La liste noire de 17 paradis fiscaux épinglés par l’Union européenne (UE) et rendue publique mardi 5 décembre 2017, suscite de nombreuses controverses.
Cette liste où figure, notamment, le nom de la Tunisie, a été dénoncée par les Verts et l’eurodéputé PS Hugues Bayet, ainsi que par la célèbre Ong Oxfam, qui la jugent incomplète, car beaucoup de pays et de territoires européens ont en été exclus, politiquement orientée et donc peu crédible. Elle n’a pas fini de susciter des critiques et des controverses au sein même de l’Europe.

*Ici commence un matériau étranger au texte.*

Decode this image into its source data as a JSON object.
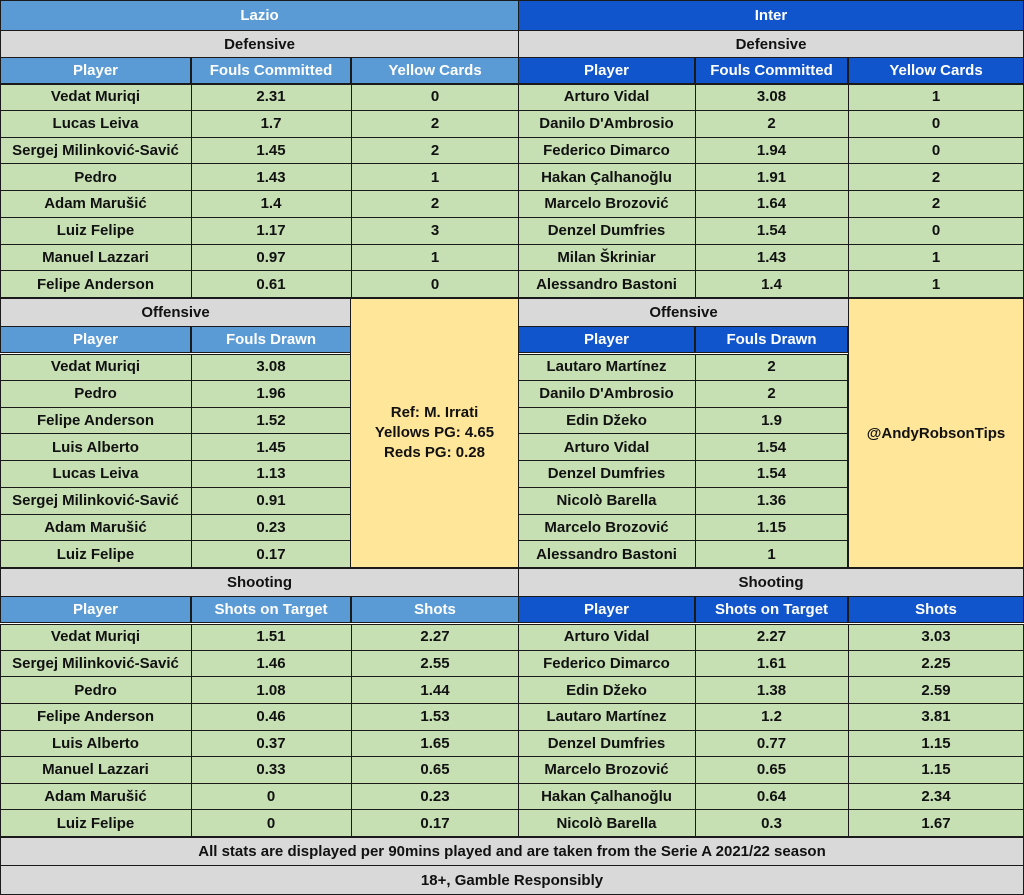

«Les tractations politiques ont conduit à mettre de côté des paradis fiscaux notoires, comme les territoires offshores britanniques, Hong Kong, le Qatar, ou encore la Suisse et les États-Unis», a dénoncé Eva Joly, vice-présidente de la commission d’enquête sur les Panama Papers.
«Cette liste est avant tout politique. Les États membres ont réussi à faire pression pour que leurs propres dépendances et territoires alliés n’y figurent pas», affirme l’eurodéputée, déplorant aussi l’absence de sanctions. Il n’est pas acceptable non plus à ses yeux que les États membres de l’UE aient été d’emblée exclus du processus de liste noire, alors que les Pays-Bas, l’Irlande, Malte, le Luxembourg et Chypre ne respectent pas les critères demandés aux pays tiers.
Hugues Bayet (PS) s’étonne aussi que certaines juridictions comme Jersey ou l’île de Man, abondamment citées dans les Paradise papers, n’y figurent pas, pas plus d’ailleurs que les Etats-Unis dont le Delaware est pourtant une plaque tournante de l’offshore. Avec l’absence sur la liste de certains États de l’UE, «tout ceci démontre que les États membres ont une fois de plus manqué du plus élémentaire courage alors que chaque année, ce sont 1.000 milliards de recettes fiscales qui leur échappent en raison des pratiques d’évasion fiscale et de blanchiment.»
Même réaction de regret de la part d’Oxfam qui, dès mardi matin, avait organisé une action à l’arrière du Conseil européen pour dénoncer les risques de voir les paradis fiscaux et les grandes fortunes prospérer à l’ombre de l’UE.
Pour Johan Langerock, responsable de plaidoyer Justice fiscale pour Oxfam, «il est inquiétant de ne voir pratiquement que des petits pays figurer dans cette liste noire alors que les principaux paradis fiscaux ont, eux, été placés dans la liste grise.»
Oxfam critique notamment la mise en place d’une «liste grise» qui «donne l’impression que les pressions exercées par l’UE ont contraint des pays comme la Suisse ou les Bermudes à prendre des engagements forts», mais qui pourrait être une manière de mettre ces pays à l’abri des regards et des sanctions, «comme cela a été le cas lors des précédents efforts de mise en place de liste noire par le passé.»
Oxfam réclame par ailleurs une liste noire plus ambitieuse «assortie de sanctions effectives pour les grandes entreprises et grosses fortunes qui ont recours aux paradis fiscaux peut permettre de mettre fin à l’évasion fiscale».
Bref, cette liste pèche par un esprit sélectif qui déshonore l’UE et enlève toute crédibilité à son action pour lutter contre l’évasion fiscale. Ce n’est pas du pipeau, mais de la poudre aux yeux, et un écran de fumée… qui pourrait nuire, par exemple, à un pays comme la Tunisie, dont la présence sur cette liste est on ne peut plus surprenante. Et pour cause, ce pays souffre lui-même du fléau de l’évasion fiscale, qui plus est vers des paradis… européens.